FAITH
by Fr.Ur (Deacon, 2006)
[Note: This text is only an extract from a much longer essay titled
"Christian Gnosticism and Primitive Christianity", which will be available to members of EGA in a church-intern publication.]
I want to make one final observation which measures again the distance
between Gnosticism and Christianity. Christianity is called a 'confession', that means
'having faith in something', and this faith is put in a god, that is the warrant of
faith by an historical event: the incarnation, death and resurrection of Jesus,
interpreted literally. This faith is the identity of Christianity.
Both, Cicerone and Agostino used in their writings the word 'fides' but the same word
had a totally different meaning for each author. For the pagan Cicerone, 'fides' was a
concept like 'loyalty' and 'pact'. The same 'loyalty' as needed in a pact for peace in
war or between two allied nations. By this pact, granted by the 'fides' both of the god
to the worshiper and of the worshiper to the god, the god gave help to the man and the
man did ritual action and sacrifices to the god. 'Do ut des'. Things asked for were
usually of a mundane character. This kind of relation between god and man was very
similar to the one the Jews had (particularly before the diaspora) with their god (whom
some scholars have described as very similar to the pagan gods, even if only one) as
they were the people that he should take care of.

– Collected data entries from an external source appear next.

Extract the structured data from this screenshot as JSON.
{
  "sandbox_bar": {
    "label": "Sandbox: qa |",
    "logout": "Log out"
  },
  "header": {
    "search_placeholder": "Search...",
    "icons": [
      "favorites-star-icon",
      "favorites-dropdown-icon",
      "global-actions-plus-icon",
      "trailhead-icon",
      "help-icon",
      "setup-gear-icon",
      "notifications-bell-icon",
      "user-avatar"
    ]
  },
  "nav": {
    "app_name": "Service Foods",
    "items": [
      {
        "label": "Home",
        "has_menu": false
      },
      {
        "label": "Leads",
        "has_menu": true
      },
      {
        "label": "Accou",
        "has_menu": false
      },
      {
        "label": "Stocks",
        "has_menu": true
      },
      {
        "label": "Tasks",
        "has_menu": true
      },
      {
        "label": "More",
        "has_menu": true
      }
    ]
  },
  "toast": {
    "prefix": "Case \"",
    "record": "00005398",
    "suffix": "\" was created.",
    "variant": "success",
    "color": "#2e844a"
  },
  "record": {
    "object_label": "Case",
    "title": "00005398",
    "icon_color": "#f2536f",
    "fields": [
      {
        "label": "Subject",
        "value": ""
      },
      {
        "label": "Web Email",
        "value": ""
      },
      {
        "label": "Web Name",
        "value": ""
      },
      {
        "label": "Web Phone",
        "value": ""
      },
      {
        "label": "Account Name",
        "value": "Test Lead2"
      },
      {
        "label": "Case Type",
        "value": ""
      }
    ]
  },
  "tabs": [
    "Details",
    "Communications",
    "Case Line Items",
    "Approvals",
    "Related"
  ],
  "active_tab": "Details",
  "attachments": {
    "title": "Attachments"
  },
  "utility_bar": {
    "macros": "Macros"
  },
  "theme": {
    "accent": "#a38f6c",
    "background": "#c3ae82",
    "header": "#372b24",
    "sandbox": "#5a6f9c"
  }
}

Completely different is 'fides' for Agostino, who even though using the same Latin word
meant exactly what the Roman church means with 'faith': the confidence of obtaining
eternal life in paradise based on a revelation and on an historical event. (...)
We usually apply the term 'faith' in our Christian meaning to other cultural environments
because it is entered into the common use of language: for example, some anthropologists
said 'shamans believe' or 'shamans have faith in various spiritual beings'. No. Shamans
have no faith at all, at least not in the Agostinian meaning of 'fides'. Shamans see,
speak and negotiate with various spiritual beings. It is not faith; it is truth and
verification through direct experience. We could discuss then for a long time what
spiritual beings exactly are but the problem of their existence does not exist for people
who deal with them every day.
Coming back to Gnosticism: what is 'faith' for Gnostics? The intuition of something that
drives us into research and asks intensely to be verified and actualized as a state of
awareness here and now. Faith in spiritual beings and the striving to contact them
(exactly as for shamans and in some way for pagans) is a way of organizing and dealing
magically with our psyche and our world. And it is subject to verification: it is not
blind expectation which is principally impossible to verify - because if the 'gods' do
not manifest themselves, the Gnostic did not continue to have 'faith' in them but asks
himself what was wrong in his operative practices.